Recommended! How convoluted systems prevent good people who need temporary aid from getting it, and then the downward spiral that ensues. How working people can be just one negative incident away from winding up hungry and homeless. Heavy Brit accents: For subtitles, use the "subtitles" button on your DVD player's remote -- there's nothing on the DVD's menu.
The poor are shoved completely over the edge - intentionally and without even a pretense of caring - because no one can possibly follow all the rules that they, and they alone, are expected to.
Based on true events and yet it's so unreal to see the indignity these unfortunate people have suffered in this film. Bureacracy can be a real pain.

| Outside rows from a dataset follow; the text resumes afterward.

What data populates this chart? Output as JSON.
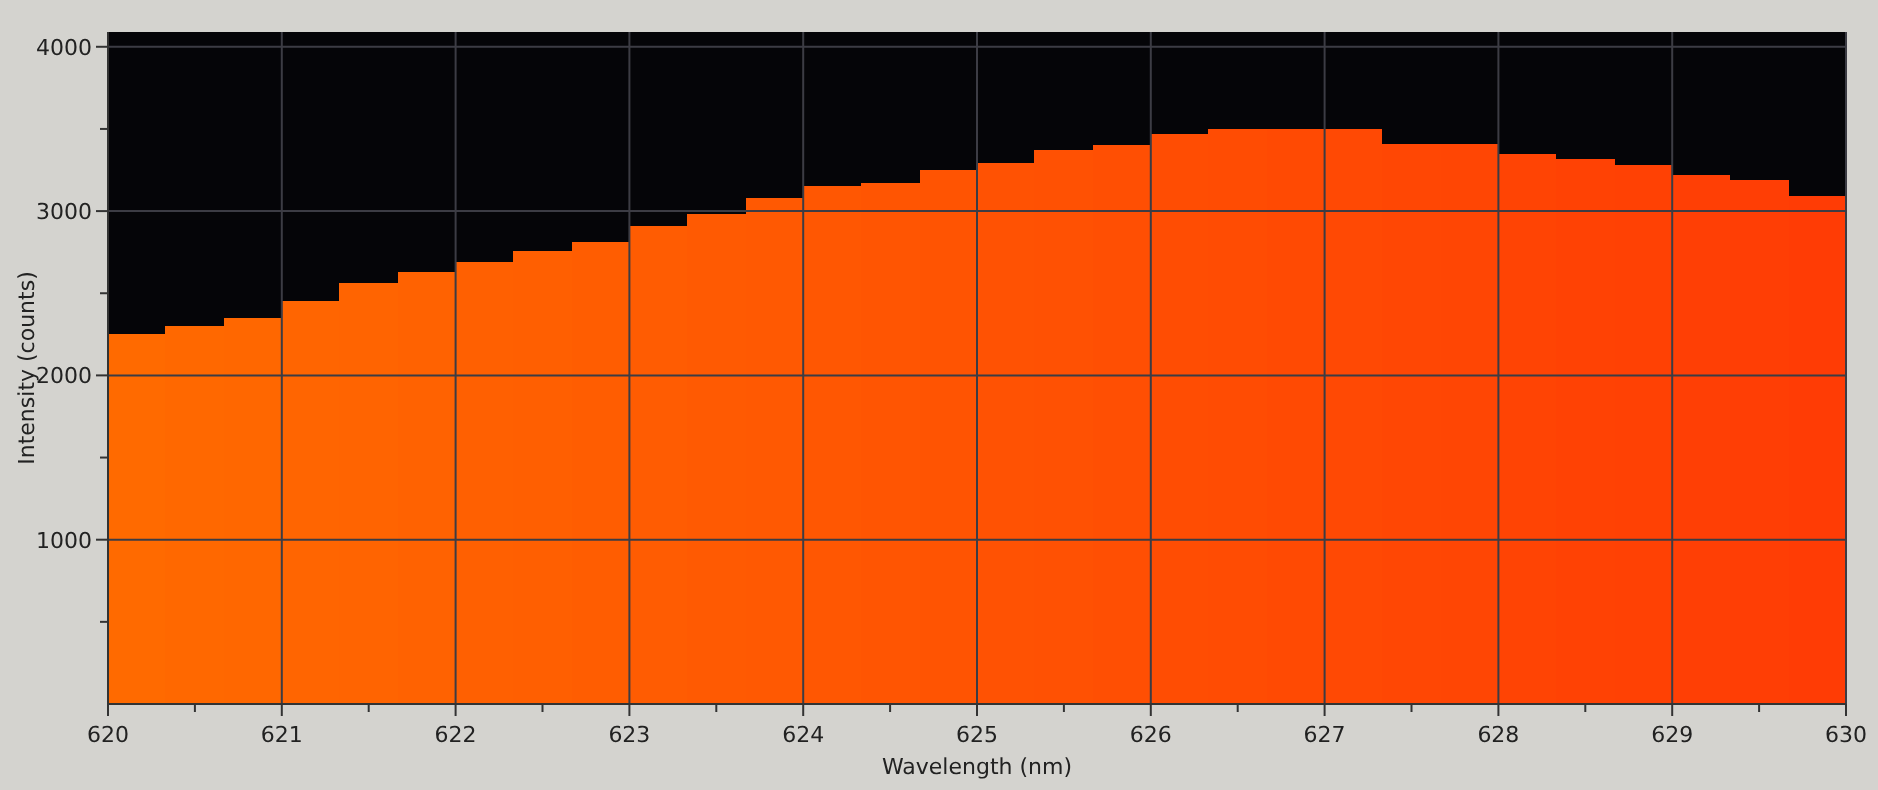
{
  "chart_data": {
    "type": "histogram",
    "xlabel": "Wavelength (nm)",
    "ylabel": "Intensity (counts)",
    "bins": [
      620,
      620.33,
      620.67,
      621,
      621.33,
      621.67,
      622,
      622.33,
      622.67,
      623,
      623.33,
      623.67,
      624,
      624.33,
      624.67,
      625,
      625.33,
      625.67,
      626,
      626.33,
      626.67,
      627,
      627.33,
      627.67,
      628,
      628.33,
      628.67,
      629,
      629.33,
      629.67,
      630
    ],
    "values": [
      2250,
      2300,
      2350,
      2450,
      2560,
      2630,
      2690,
      2760,
      2810,
      2910,
      2980,
      3080,
      3150,
      3170,
      3250,
      3290,
      3370,
      3400,
      3470,
      3500,
      3500,
      3500,
      3410,
      3410,
      3350,
      3320,
      3280,
      3220,
      3190,
      3090
    ],
    "colors": [
      "#ff6a00",
      "#ff6800",
      "#ff6700",
      "#ff6501",
      "#ff6401",
      "#ff6201",
      "#ff6001",
      "#ff5f01",
      "#ff5d01",
      "#ff5c02",
      "#ff5a02",
      "#ff5902",
      "#ff5702",
      "#ff5502",
      "#ff5402",
      "#ff5203",
      "#ff5103",
      "#ff4f03",
      "#ff4d03",
      "#ff4c03",
      "#ff4a03",
      "#ff4904",
      "#ff4704",
      "#ff4604",
      "#ff4404",
      "#ff4204",
      "#ff4104",
      "#ff3f05",
      "#ff3e05",
      "#ff3c05"
    ],
    "xlim": [
      620,
      630
    ],
    "xticks": [
      620,
      {
        "value": 620.5,
        "label": null
      },
      621,
      {
        "value": 621.5,
        "label": null
      },
      622,
      {
        "value": 622.5,
        "label": null
      },
      623,
      {
        "value": 623.5,
        "label": null
      },
      624,
      {
        "value": 624.5,
        "label": null
      },
      625,
      {
        "value": 625.5,
        "label": null
      },
      626,
      {
        "value": 626.5,
        "label": null
      },
      627,
      {
        "value": 627.5,
        "label": null
      },
      628,
      {
        "value": 628.5,
        "label": null
      },
      629,
      {
        "value": 629.5,
        "label": null
      },
      630
    ],
    "ylim": [
      0,
      4090
    ],
    "yticks": [
      {
        "value": 500,
        "label": null
      },
      1000,
      {
        "value": 1500,
        "label": null
      },
      2000,
      {
        "value": 2500,
        "label": null
      },
      3000,
      {
        "value": 3500,
        "label": null
      },
      4000
    ],
    "grid": true
  }
}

This movie made me angry.
From the end credits: «A very special thanks to workers within the DWP [Department for Work and Pensions] and PCS [Public and Commercial Services] Union who provided us with invaluable information but who must remain anonymous.»

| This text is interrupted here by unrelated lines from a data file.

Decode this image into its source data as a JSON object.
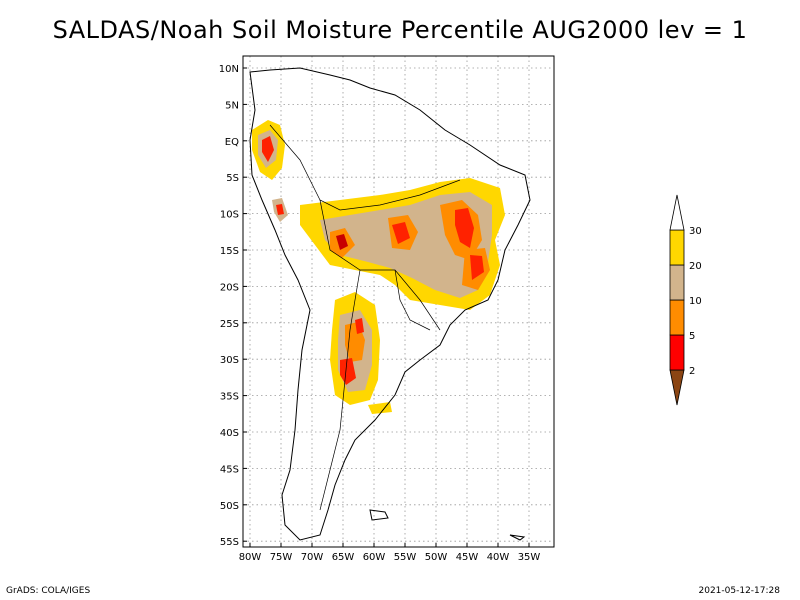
{
  "title": "SALDAS/Noah Soil Moisture Percentile AUG2000 lev = 1",
  "axes": {
    "lat_labels": [
      "10N",
      "5N",
      "EQ",
      "5S",
      "10S",
      "15S",
      "20S",
      "25S",
      "30S",
      "35S",
      "40S",
      "45S",
      "50S",
      "55S"
    ],
    "lon_labels": [
      "80W",
      "75W",
      "70W",
      "65W",
      "60W",
      "55W",
      "50W",
      "45W",
      "40W",
      "35W"
    ]
  },
  "legend": {
    "labels": [
      "2",
      "5",
      "10",
      "20",
      "30"
    ],
    "colors": [
      "#8b4513",
      "#ff0000",
      "#ff8c00",
      "#d2b48c",
      "#ffd700"
    ]
  },
  "colors": {
    "very_dry": "#c80000",
    "dry": "#ff2200",
    "mid": "#ff8c00",
    "light": "#d2b48c",
    "yellow": "#ffd700"
  },
  "footer": {
    "left": "GrADS: COLA/IGES",
    "right": "2021-05-12-17:28"
  }
}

The incident involving Katie at the foodbank really happened to a woman in Glasgow who Paul Laverty met while researching his script.
This is a heart wrenching film. You can really feel and relate to the characters frustrations with red tape, government offices, filing papers, etc. Their friendship is light in a very bleak place. It was incredibly sad and unfortunately way too realistic as our world keeps changing and jobs become more scarce.
A really good but heart-wrenching movie about being caught in the red tape of the system and, also, about true friendship. The ending is not the outcome that is hoped for.
Great story, well acted. But the ending ......
We watched this all through, hoping for a happy ending.
But the end left us feeling depressed and wishing we hadn't bothered
Set in contemporary England ('New Labour' or Tory, what's the difference?), this is the affecting story of an honest man and a poor single mother caught in the Kafkaesque toils (and vocabulary) of the social services' bureaucracy. The decency, kindness and mutual help of ordinary people shine in contrast to a rules crazy 'State' that treats the unemployed as scroungers. The actors are superb, the script is almost perfect, and Ken Loach's direction is faultless. A moving film, not to be missed.
Often hilarious in a darkly funny way...BUT...
This is no comedy, and the ending is NOT what you'd expect...and may not be what you want...
The Preferred View: The "Nanny" state isn't doing many people many favours.
The Alternative View: If people were more self-reliant and planned ahead--they wouldn't need the nanny state, which, in the end, fails many of them...
I'd give it four stars. Great performance by the lead.
This is a very poignant movie of real life and makes you sympathize with what it must be like to be poor and the hurdles vulnerable people have to overcome to exist. Excellent and well acted. Not surprised it won the Palme D'Or. We have to be more caring of each other.